Буддийские мистики часто называют сознание вне человека не-самостью, что ведет к потенциальному ошибочному мнению, что они, возможно, полностью отрицают сознание. Будда так разъяснял это неправильное представление: «Существует Нерожденное, Безначальное, Несотворенное, Бесформенное. Если бы не было этого Нерожденного, Безначального, Несотворенного, Бесформенного, было бы невозможно спасение из мира рожденного, имеющего начало, сотворенного, имеющего форму».

Таким образом, мистики — это те люди, которые свидетельствуют об этой фундаментальной реальности единства в разнообразии. Сравнение мистических текстов разных культур и духовных традиций говорит об универсальности мистического опыта единства.

Европейский мистик XV в.

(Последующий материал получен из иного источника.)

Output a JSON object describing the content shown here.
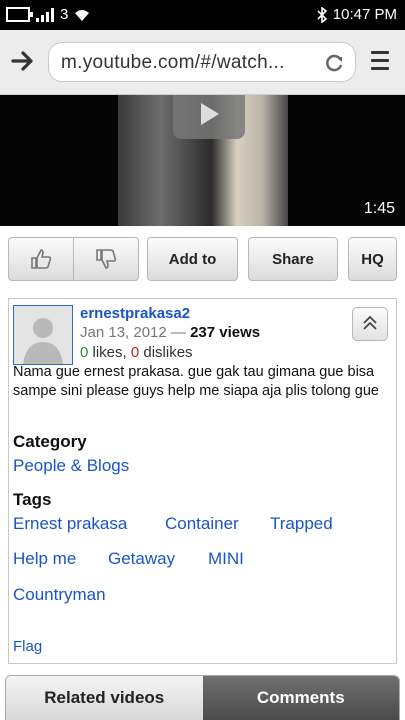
{
  "status_bar": {
    "carrier_badge": "3",
    "time": "10:47 PM"
  },
  "browser": {
    "url": "m.youtube.com/#/watch..."
  },
  "video": {
    "duration": "1:45"
  },
  "actions": {
    "add_to": "Add to",
    "share": "Share",
    "hq": "HQ"
  },
  "info": {
    "username": "ernestprakasa2",
    "date": "Jan 13, 2012",
    "separator": " — ",
    "views": "237 views",
    "likes_count": "0",
    "likes_label": " likes, ",
    "dislikes_count": "0",
    "dislikes_label": " dislikes",
    "description": "Nama gue ernest prakasa. gue gak tau gimana gue bisa sampe sini please guys help me siapa aja plis tolong gue"
  },
  "category": {
    "heading": "Category",
    "value": "People & Blogs"
  },
  "tags": {
    "heading": "Tags",
    "items": [
      "Ernest prakasa",
      "Container",
      "Trapped",
      "Help me",
      "Getaway",
      "MINI",
      "Countryman"
    ]
  },
  "flag_label": "Flag",
  "tabs": {
    "related": "Related videos",
    "comments": "Comments"
  }
}
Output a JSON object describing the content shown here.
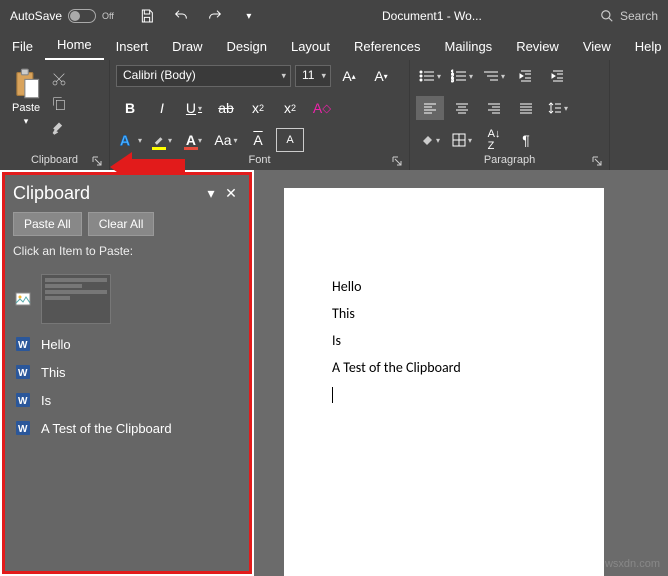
{
  "titlebar": {
    "autosave": "AutoSave",
    "autosave_state": "Off",
    "doc_title": "Document1 - Wo...",
    "search_placeholder": "Search"
  },
  "tabs": [
    "File",
    "Home",
    "Insert",
    "Draw",
    "Design",
    "Layout",
    "References",
    "Mailings",
    "Review",
    "View",
    "Help"
  ],
  "active_tab": 1,
  "ribbon": {
    "clipboard": {
      "label": "Clipboard",
      "paste": "Paste"
    },
    "font": {
      "label": "Font",
      "font_name": "Calibri (Body)",
      "font_size": "11"
    },
    "paragraph": {
      "label": "Paragraph"
    }
  },
  "clipboard_pane": {
    "title": "Clipboard",
    "paste_all": "Paste All",
    "clear_all": "Clear All",
    "hint": "Click an Item to Paste:",
    "items": [
      {
        "type": "image",
        "text": ""
      },
      {
        "type": "word",
        "text": "Hello"
      },
      {
        "type": "word",
        "text": "This"
      },
      {
        "type": "word",
        "text": "Is"
      },
      {
        "type": "word",
        "text": "A Test of the Clipboard"
      }
    ]
  },
  "document": {
    "lines": [
      "Hello",
      "This",
      "Is",
      "A Test of the Clipboard"
    ]
  },
  "watermark": "wsxdn.com"
}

Катерина Адорна из Генуи просто и прекрасно формулировала свое знание: «Мое существо есть Бог, не в силу простого соучастия, а в силу подлинного преобразования моего существа».

В Китае VI в. великий Хуйнэн — неграмотный крестьянин, чье внезапное озарение в конце концов привело к основанию дзен-буддизма, — провозглашал: «Сама наша природа-самость есть Будда, и помимо этой природы нет никакого другого Будды».

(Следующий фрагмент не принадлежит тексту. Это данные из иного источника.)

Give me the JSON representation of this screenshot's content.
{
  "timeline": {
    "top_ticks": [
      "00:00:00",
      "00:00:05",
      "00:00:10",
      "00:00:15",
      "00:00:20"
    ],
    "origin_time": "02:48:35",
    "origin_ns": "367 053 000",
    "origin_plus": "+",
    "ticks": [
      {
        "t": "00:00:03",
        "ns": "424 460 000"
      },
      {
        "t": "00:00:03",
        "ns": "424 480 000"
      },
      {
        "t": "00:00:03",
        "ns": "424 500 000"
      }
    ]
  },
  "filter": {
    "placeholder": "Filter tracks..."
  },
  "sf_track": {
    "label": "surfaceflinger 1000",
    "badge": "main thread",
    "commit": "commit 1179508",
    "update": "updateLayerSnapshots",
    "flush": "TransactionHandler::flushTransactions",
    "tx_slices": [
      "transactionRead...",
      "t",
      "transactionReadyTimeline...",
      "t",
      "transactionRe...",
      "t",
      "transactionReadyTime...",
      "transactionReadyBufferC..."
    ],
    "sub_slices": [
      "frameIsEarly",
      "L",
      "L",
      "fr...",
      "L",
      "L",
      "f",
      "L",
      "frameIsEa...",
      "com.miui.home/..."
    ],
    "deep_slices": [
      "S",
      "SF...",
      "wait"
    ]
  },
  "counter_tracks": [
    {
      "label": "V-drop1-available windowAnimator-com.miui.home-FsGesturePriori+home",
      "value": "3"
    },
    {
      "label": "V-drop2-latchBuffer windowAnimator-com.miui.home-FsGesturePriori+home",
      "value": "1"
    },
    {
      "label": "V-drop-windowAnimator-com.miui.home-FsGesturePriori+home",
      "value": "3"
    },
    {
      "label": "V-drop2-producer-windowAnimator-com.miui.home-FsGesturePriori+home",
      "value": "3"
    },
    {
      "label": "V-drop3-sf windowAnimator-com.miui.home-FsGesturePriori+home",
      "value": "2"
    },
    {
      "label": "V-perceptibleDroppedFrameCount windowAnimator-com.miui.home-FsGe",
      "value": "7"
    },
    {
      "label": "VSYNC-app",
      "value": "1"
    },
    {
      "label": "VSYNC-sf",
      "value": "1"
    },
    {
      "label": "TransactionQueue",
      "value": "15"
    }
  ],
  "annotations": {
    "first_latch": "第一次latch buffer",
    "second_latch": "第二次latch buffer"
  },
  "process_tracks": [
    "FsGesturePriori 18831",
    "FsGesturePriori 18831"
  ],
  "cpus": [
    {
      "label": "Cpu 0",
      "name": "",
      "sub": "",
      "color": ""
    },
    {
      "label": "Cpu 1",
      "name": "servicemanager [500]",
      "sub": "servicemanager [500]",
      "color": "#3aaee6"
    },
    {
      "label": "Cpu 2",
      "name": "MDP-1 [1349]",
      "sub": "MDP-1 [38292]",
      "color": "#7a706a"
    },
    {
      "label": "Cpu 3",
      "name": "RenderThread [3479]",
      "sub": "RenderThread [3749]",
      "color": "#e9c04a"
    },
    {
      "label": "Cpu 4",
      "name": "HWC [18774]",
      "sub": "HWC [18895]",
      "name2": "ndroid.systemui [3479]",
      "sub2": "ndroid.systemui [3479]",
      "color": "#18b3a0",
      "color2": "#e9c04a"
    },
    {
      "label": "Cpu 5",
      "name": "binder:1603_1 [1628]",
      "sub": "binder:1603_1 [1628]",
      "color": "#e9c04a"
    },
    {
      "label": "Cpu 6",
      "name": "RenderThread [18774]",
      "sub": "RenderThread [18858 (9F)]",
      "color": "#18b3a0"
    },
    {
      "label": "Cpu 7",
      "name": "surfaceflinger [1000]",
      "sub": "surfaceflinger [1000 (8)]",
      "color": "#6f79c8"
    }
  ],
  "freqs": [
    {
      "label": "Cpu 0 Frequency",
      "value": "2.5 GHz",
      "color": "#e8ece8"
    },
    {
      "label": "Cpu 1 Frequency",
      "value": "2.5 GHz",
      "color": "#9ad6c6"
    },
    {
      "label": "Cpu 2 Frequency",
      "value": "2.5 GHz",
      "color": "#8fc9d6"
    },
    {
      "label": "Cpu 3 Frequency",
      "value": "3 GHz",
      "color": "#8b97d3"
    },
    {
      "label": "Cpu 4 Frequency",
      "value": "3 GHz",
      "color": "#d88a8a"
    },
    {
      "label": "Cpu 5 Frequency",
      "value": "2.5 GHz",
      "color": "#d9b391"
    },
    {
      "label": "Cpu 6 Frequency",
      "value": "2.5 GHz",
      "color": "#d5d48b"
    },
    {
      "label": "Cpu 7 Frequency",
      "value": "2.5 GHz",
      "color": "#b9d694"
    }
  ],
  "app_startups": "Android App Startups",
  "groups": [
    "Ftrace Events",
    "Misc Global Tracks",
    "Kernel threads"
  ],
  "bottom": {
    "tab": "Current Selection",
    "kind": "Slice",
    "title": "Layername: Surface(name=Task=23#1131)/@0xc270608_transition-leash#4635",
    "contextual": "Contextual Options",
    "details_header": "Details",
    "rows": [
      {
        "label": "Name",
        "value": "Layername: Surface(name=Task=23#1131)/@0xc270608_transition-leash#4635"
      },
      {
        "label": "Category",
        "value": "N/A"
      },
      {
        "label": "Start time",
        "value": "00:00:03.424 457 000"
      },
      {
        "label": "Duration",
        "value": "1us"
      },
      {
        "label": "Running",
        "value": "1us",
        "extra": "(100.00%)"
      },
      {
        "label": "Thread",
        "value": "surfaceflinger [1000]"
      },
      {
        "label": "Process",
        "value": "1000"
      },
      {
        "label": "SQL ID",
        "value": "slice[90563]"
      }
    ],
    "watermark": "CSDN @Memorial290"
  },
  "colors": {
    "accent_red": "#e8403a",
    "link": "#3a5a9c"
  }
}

Суфийский мистик XII в. Ибн аль-Араби, почитаемый суфиями как Шейх шейхов, говорил так: «Ты ни перестаешь быть, ни продолжаешь существовать. Ты — это Он, не связанный подобными ограничениями. Поэтому, если ты знаешь, что твое собственное бытие таково, то ты знаешь Бога; а если нет, то нет».

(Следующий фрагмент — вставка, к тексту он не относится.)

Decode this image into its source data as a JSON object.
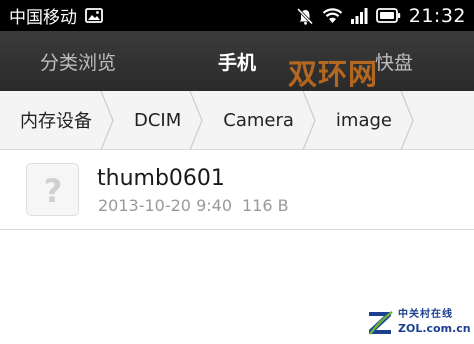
{
  "status_bar": {
    "carrier": "中国移动",
    "clock": "21:32",
    "icons": [
      "image-notification-icon",
      "silent-mode-icon",
      "wifi-icon",
      "signal-icon",
      "battery-icon"
    ]
  },
  "tabs": [
    {
      "label": "分类浏览",
      "active": false
    },
    {
      "label": "手机",
      "active": true
    },
    {
      "label": "快盘",
      "active": false
    }
  ],
  "watermark_top": "双环网",
  "breadcrumb": [
    {
      "label": "内存设备"
    },
    {
      "label": "DCIM"
    },
    {
      "label": "Camera"
    },
    {
      "label": "image"
    }
  ],
  "files": [
    {
      "name": "thumb0601",
      "date": "2013-10-20 9:40",
      "size": "116 B",
      "icon": "unknown-file-icon"
    }
  ],
  "watermark_bottom": {
    "cn": "中关村在线",
    "en": "ZOL.com.cn"
  },
  "colors": {
    "status_bar": "#000000",
    "tab_bar": "#333333",
    "active_tab": "#ffffff",
    "inactive_tab": "#bdbdbd",
    "breadcrumb_bg": "#f4f4f4",
    "meta_text": "#9a9a9a",
    "watermark": "#e07a1c",
    "zol_blue": "#1c3f8f",
    "zol_green": "#6db33f"
  }
}
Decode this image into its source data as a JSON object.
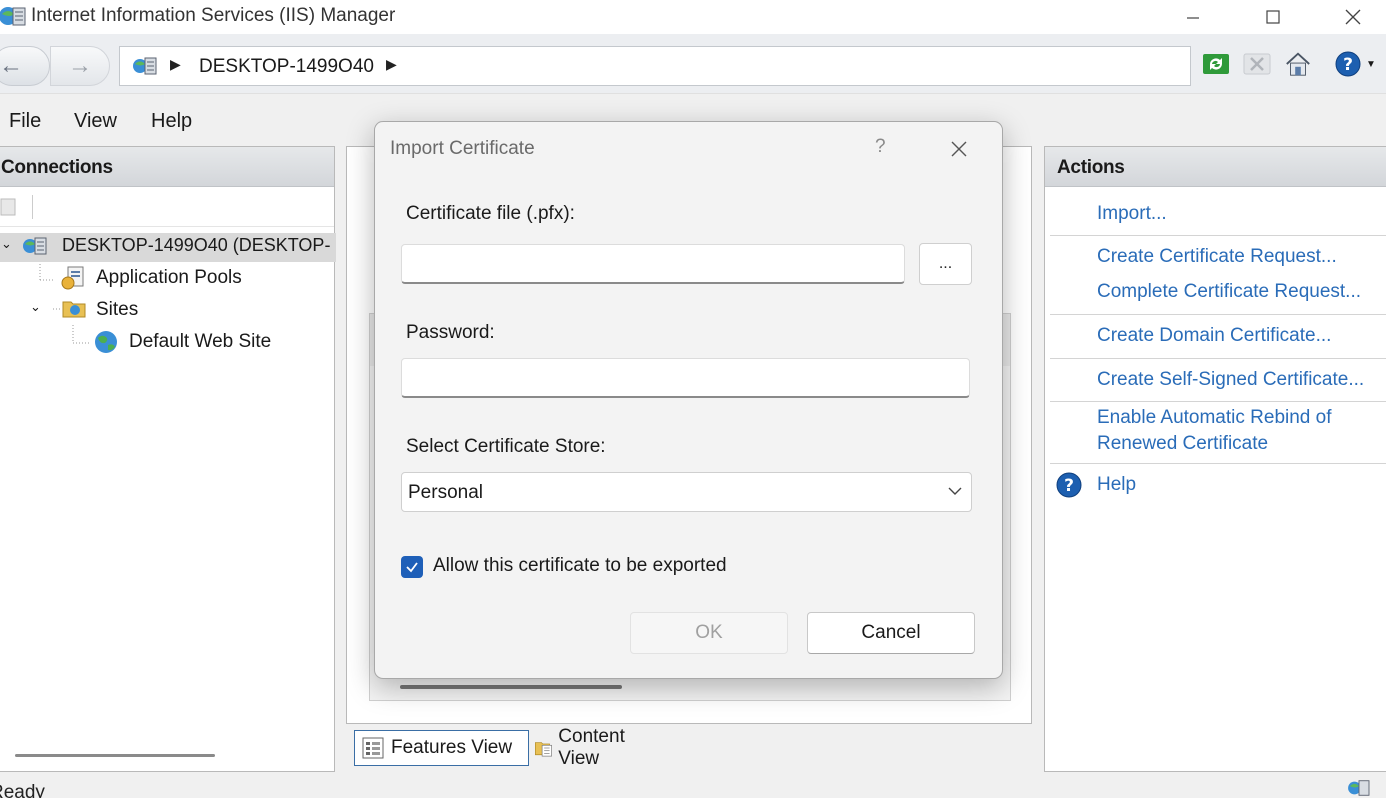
{
  "window": {
    "title": "Internet Information Services (IIS) Manager",
    "minimize_icon": "minimize-icon",
    "maximize_icon": "maximize-icon",
    "close_icon": "close-icon"
  },
  "address_bar": {
    "crumbs": [
      "DESKTOP-1499O40"
    ],
    "icon": "server-icon"
  },
  "menu": [
    "File",
    "View",
    "Help"
  ],
  "connections": {
    "header": "Connections",
    "tree": [
      {
        "label": "DESKTOP-1499O40 (DESKTOP-",
        "icon": "server-icon",
        "expanded": true
      },
      {
        "label": "Application Pools",
        "icon": "app-pool-icon"
      },
      {
        "label": "Sites",
        "icon": "folder-icon",
        "expanded": true
      },
      {
        "label": "Default Web Site",
        "icon": "globe-icon"
      }
    ]
  },
  "view_tabs": {
    "features": "Features View",
    "content": "Content View"
  },
  "actions": {
    "header": "Actions",
    "items": [
      "Import...",
      "Create Certificate Request...",
      "Complete Certificate Request...",
      "Create Domain Certificate...",
      "Create Self-Signed Certificate...",
      "Enable Automatic Rebind of",
      "Renewed Certificate",
      "Help"
    ]
  },
  "status": {
    "text": "Ready"
  },
  "dialog": {
    "title": "Import Certificate",
    "help_glyph": "?",
    "cert_file_label": "Certificate file (.pfx):",
    "cert_file_value": "",
    "browse_label": "...",
    "password_label": "Password:",
    "password_value": "",
    "store_label": "Select Certificate Store:",
    "store_value": "Personal",
    "export_label": "Allow this certificate to be exported",
    "export_checked": true,
    "ok_label": "OK",
    "cancel_label": "Cancel"
  },
  "colors": {
    "link": "#2a6cb8",
    "checkbox": "#1e5fb8"
  }
}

В XIV в. каббалист Моше де Леон — вероятный автор главной книги каббалистов Зохар — писал: «Бог... когда он только что решил приступить к своей работе творения, именуется Он. Бог в полном развертывании своего Бытия, Блаженства и Любви, в котором Он становится способным восприниматься разумом сердца... именуется Ты. Но Бог в своем высшем проявлении, где полнота Его Бытия находит свое полное выражение в последнем и всеобъемлющем из его атрибутов, именуется Я».

Считается, что мистик VIII в. Падмасамбхава принес тантрический буддизм в Тибет. Его супруга, боговдохновенная Йеше Цогьял, так выражала свою мудрость: «Но когда ты наконец находишь меня, изнутри возникает одна явная Истина: Вселенную пронизывает Абсолютное Осознание».

Мейстер Экхарт, доминиканский монах XIII в., писал: «В этом прорыве я осознаю, что Бог и я едины. Тогда я есть то, чем я был, и ни убываю, ни прибываю, ибо тогда я — недвижимая причина, которая движет все вещи».

Суфийскому мистику X в. Мансуру аль-Халаджу принадлежит заявление: «Я есть Истина!»

Индуистский мистик VIII в. Шанкара красноречиво выражал свое постижение: «Я — реальность без начала, которой нет равной. Я не участвую в иллюзии "я" и "ты", "этого" и "того". Я — Брахман, один без второго, блаженство без конца, вечная неизменная истина... Я пребываю во всех существах как душа, чистое сознание, основа всех феноменов, внутренних и внешних. Я и тот, кто наслаждается, и то, чем наслаждаются. В дни моего неведения я считал все это отдельным от себя. Теперь я знаю, что я есть Все».

И, наконец, Иисус из Назарета заявлял: «Мой Отец и я едины».

В чем значение опыта единства? Для мистика оно открывает дверь к преобразованию бытия, освобождающему любовь, универсальное сострадание и свободу от связанности жизни в приобретенной отдельности и от компенсирующих привязанностей, за которые мы цепляемся. (На санскрите это освобожденное бытие именуется мокша.)

Идеалистическая философия вырастала из опыта и творческой интуиции мистиков, которые постоянно подчеркивали непосредственный опытный аспект фундаментальной реальности. «Дао, о котором можно говорить, — это не абсолютное Дао», — говорил Лao Цзы. Мистики предупреждают, что все учения и метафизические сочинения следует считать пальцами, указывающими на луну, а не самой луной.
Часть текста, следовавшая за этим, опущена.